Classify the following as linear, quadratic and cubic polynomial: $ 5{x^2} + x - 7 $

Answer 1

Hint: Here, we are asked to classify the given polynomial as linear, quadratic or cubic. This classification can be determined by the degree of polynomial. The degree of polynomial is nothing but the highest value of exponent in the expression which is also known as the order of polynomials. Therefore, here we need to find the order of the given polynomial to determine whether it is linear, quadratic or cubic.

Complete step-by-step answer:
We are asked to classify the polynomial $ 5{x^2} + x - 7 $ . For this, our first step will be to see the power of variables in each term of the polynomial.
We can rewrite the polynomial as $ 5{x^2} + {x^1} - 7{x^0} $ .
From this, it is clearly seen that the power of variables in the first, second and third term is 2, 1 and 0 respectively.
Thus, the highest power or exponent in the polynomial is 2 and hence the degree of polynomial or the order of polynomial is 2.
Now, we know that,
If the degree or the order of the polynomial is 1, it is called linear polynomial.
If the degree or the order of the polynomial is 2, it is called quadratic polynomial.
If the degree or the order of the polynomial is 3, it is called cubic polynomial.
Here, we have seen that the degree of the given polynomial $ 5{x^2} + x - 7 $ is 2 and hence it is classified as the quadratic polynomial.
So, the correct answer is “Quadratic polynomial”.
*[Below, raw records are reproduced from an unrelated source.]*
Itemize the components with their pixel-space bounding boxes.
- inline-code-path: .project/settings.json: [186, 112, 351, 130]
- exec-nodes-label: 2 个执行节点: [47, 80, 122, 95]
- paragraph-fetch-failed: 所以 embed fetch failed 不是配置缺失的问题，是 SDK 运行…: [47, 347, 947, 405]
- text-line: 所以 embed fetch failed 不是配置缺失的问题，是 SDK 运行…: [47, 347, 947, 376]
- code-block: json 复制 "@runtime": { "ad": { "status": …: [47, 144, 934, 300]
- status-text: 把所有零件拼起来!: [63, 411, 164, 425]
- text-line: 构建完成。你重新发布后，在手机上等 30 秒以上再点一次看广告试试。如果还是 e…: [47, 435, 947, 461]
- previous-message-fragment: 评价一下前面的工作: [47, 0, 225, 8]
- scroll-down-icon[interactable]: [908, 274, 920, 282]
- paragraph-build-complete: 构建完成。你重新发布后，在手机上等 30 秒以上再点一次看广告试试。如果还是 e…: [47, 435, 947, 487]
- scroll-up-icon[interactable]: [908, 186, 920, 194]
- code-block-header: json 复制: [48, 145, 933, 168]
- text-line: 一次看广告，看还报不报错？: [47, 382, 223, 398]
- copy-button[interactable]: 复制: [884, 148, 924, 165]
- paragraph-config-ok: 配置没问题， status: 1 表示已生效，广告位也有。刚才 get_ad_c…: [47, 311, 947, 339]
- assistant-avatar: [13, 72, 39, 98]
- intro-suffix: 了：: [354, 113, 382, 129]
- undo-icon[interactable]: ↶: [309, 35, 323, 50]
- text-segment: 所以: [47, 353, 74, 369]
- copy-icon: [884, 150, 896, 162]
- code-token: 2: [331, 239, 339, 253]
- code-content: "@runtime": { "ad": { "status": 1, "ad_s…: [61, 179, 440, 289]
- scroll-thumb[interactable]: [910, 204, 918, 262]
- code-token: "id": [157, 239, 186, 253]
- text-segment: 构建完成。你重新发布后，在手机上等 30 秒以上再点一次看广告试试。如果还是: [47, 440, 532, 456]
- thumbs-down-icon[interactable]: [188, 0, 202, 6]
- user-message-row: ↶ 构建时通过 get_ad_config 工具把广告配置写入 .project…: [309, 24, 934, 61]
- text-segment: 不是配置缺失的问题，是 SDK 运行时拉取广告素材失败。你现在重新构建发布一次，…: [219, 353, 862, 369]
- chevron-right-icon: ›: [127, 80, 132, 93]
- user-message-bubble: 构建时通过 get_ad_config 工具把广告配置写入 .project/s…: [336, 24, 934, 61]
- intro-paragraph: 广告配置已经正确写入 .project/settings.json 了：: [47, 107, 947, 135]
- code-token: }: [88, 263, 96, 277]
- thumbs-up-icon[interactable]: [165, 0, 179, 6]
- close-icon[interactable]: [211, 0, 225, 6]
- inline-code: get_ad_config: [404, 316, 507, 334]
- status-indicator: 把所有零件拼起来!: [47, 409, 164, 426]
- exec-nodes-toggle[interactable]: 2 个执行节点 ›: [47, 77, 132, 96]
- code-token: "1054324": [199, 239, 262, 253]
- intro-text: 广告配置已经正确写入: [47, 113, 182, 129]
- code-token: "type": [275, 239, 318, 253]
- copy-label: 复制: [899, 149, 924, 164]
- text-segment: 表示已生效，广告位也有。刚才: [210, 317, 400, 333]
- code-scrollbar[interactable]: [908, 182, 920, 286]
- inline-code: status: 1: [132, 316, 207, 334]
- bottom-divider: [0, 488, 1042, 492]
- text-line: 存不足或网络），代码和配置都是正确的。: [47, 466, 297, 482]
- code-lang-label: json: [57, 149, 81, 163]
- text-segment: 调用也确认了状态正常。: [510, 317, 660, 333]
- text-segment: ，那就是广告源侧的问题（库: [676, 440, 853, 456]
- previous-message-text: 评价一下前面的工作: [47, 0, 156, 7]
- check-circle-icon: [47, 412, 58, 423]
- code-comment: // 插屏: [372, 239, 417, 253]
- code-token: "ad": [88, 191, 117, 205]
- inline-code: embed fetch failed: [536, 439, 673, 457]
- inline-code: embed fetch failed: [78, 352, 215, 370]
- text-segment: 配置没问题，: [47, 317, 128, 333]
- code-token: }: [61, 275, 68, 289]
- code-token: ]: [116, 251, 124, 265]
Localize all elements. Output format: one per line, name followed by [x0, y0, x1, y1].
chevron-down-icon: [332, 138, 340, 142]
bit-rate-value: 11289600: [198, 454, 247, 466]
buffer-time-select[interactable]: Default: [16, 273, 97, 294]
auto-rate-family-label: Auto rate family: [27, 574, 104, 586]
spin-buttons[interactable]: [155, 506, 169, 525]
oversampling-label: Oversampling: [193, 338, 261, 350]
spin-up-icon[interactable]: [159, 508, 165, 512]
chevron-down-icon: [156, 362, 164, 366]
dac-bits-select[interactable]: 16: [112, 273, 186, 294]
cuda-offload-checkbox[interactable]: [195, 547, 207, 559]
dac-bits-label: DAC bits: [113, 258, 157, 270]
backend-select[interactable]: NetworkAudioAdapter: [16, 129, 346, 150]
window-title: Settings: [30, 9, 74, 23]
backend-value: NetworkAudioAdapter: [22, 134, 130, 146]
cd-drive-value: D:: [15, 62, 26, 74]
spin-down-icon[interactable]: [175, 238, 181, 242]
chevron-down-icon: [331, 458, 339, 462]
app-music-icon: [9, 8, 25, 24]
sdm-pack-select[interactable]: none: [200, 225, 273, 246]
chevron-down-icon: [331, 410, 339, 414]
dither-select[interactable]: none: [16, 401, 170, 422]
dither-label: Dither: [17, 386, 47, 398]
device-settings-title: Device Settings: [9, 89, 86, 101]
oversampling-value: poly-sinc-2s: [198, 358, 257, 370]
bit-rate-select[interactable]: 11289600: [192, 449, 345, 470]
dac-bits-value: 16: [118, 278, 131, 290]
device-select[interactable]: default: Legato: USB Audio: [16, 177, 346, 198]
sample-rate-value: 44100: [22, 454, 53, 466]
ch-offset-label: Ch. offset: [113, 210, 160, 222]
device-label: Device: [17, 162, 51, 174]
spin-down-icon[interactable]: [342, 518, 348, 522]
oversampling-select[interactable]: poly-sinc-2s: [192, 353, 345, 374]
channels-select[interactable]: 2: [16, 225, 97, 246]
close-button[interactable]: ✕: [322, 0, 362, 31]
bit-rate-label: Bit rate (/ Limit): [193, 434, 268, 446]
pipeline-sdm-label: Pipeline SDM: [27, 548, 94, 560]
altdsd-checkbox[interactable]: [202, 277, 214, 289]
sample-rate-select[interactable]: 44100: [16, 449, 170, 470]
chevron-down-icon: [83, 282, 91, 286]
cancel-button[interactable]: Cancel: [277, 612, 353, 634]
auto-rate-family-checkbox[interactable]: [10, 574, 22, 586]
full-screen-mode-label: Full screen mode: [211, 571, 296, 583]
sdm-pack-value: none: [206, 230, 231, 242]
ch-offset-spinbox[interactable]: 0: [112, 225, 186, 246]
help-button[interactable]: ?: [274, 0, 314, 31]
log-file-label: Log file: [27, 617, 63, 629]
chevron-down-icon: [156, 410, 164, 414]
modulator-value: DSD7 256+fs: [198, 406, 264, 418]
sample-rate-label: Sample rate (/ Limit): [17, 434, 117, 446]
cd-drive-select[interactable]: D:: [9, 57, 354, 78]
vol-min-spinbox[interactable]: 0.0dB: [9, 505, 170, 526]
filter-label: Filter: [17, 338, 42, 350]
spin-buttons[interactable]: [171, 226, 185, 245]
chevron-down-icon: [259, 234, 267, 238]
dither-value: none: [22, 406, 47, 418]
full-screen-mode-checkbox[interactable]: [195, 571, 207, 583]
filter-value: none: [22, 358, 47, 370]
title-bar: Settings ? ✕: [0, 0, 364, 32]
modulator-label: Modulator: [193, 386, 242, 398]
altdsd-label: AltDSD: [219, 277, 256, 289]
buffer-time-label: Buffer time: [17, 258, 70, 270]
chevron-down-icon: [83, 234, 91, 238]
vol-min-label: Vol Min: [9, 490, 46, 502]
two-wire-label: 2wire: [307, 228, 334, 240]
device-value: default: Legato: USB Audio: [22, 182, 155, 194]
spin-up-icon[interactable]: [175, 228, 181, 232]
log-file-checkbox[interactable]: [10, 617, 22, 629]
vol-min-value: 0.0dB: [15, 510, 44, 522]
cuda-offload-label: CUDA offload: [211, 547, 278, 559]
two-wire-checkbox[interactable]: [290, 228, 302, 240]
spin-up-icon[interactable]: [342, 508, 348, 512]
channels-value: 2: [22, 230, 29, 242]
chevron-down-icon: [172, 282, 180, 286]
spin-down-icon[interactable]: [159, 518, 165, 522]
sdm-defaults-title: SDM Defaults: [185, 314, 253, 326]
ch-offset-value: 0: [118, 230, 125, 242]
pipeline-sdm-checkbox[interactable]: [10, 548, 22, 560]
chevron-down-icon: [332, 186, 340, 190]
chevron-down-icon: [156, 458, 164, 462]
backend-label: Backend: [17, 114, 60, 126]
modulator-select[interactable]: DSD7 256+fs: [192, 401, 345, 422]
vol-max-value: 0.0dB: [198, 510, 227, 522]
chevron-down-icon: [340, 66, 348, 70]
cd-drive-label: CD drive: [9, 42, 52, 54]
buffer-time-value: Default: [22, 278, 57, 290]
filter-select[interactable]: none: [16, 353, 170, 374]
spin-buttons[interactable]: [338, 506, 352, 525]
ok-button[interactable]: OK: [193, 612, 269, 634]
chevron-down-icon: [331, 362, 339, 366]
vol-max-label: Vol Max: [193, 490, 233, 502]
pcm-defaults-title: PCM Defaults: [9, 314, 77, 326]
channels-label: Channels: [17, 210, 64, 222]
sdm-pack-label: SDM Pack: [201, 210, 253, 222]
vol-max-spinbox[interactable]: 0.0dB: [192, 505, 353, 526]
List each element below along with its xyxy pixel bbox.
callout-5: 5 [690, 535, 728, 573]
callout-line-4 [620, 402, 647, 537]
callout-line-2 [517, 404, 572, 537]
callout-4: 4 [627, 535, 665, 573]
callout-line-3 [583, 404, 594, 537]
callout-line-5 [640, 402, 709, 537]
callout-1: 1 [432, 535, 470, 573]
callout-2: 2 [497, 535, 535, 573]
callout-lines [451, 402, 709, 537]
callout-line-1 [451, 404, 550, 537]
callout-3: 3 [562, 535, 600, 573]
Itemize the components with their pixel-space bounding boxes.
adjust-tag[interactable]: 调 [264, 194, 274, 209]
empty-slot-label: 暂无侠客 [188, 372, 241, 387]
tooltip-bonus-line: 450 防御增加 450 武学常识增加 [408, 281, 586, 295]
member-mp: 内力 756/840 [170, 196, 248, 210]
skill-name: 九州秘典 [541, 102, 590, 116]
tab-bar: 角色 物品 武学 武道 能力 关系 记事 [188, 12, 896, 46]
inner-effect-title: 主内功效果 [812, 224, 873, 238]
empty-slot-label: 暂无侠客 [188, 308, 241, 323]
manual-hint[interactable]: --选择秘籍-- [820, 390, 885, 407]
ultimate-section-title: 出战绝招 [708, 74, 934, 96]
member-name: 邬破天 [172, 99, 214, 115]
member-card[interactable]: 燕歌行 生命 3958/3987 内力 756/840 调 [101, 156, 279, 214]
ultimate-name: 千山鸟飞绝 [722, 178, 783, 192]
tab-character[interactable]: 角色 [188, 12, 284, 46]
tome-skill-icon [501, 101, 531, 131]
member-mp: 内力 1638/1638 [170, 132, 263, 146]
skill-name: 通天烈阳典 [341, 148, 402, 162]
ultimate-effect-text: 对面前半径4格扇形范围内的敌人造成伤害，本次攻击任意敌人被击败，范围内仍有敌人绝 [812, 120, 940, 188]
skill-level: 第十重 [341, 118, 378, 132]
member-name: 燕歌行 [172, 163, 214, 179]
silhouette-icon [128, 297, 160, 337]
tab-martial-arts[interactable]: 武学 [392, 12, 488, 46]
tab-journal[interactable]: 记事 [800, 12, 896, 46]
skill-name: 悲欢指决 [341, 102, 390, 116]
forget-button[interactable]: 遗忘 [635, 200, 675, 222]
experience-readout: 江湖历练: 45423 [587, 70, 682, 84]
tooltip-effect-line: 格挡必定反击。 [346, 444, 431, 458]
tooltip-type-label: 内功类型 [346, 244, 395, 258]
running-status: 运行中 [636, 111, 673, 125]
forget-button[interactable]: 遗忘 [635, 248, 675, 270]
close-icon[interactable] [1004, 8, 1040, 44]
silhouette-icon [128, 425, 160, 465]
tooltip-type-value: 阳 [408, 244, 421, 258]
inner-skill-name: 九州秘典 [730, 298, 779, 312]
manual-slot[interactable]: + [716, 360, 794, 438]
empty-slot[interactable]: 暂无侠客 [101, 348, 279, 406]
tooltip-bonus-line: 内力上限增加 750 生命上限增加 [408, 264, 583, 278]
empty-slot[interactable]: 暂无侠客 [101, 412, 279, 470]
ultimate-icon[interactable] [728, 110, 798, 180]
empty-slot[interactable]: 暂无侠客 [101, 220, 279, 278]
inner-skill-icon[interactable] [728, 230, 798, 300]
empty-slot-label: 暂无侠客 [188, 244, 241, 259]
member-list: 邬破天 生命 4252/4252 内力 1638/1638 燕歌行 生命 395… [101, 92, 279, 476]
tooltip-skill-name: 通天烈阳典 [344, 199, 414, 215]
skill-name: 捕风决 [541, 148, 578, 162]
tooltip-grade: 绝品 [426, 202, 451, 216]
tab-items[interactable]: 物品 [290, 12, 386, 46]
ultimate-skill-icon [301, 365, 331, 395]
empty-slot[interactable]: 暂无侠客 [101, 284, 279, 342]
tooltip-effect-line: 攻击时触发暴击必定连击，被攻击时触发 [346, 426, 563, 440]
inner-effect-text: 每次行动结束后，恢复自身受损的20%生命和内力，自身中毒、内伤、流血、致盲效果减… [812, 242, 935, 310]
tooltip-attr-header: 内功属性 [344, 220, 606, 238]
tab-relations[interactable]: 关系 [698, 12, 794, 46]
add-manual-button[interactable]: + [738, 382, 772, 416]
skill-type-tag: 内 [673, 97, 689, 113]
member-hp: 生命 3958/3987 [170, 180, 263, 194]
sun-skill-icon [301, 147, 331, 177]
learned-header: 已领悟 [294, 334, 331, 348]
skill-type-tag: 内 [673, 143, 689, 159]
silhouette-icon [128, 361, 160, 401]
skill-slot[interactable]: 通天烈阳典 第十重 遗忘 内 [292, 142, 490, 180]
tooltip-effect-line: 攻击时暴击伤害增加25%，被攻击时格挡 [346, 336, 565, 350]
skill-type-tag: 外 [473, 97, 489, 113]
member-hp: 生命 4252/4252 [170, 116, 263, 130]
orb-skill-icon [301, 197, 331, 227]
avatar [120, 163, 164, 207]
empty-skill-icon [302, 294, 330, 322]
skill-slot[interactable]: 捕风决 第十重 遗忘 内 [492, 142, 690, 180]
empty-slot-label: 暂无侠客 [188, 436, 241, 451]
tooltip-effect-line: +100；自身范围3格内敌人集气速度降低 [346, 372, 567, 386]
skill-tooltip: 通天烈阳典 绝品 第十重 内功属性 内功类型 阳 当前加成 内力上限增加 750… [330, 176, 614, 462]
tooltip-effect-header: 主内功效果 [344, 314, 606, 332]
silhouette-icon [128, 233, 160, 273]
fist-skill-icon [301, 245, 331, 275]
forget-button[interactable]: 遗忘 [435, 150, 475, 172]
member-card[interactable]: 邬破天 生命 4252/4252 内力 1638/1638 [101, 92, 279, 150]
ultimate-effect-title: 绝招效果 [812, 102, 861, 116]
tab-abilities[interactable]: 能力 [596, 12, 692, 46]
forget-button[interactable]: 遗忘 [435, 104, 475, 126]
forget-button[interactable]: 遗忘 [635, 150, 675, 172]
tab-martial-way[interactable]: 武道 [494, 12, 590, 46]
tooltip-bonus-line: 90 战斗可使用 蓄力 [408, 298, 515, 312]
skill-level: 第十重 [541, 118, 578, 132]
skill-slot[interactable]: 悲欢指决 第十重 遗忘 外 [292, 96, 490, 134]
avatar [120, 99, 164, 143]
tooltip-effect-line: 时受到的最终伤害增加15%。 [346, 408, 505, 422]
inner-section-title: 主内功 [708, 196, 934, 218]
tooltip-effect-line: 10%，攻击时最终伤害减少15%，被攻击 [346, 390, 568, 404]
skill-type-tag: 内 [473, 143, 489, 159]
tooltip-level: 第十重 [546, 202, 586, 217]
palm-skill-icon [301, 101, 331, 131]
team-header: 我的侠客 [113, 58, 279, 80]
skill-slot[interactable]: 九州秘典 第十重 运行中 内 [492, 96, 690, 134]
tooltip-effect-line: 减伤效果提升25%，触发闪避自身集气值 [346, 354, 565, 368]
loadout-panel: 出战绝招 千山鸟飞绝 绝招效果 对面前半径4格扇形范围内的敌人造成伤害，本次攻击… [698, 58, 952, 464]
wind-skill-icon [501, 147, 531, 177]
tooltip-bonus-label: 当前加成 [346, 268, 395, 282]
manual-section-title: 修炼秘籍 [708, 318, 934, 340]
Note: In this type of questions, it is important to keep in mind that when we are finding the degree of the polynomial, it should be arranged in ascending order, in which the degree of each term is at least as large as the degree of the preceding term, or in descending order, in which the degree of each term is no larger than the degree of the preceding term.. In the given polynomial $ 5{x^2} + x - 7 $ , the powers of the variable are already arranged in descending order.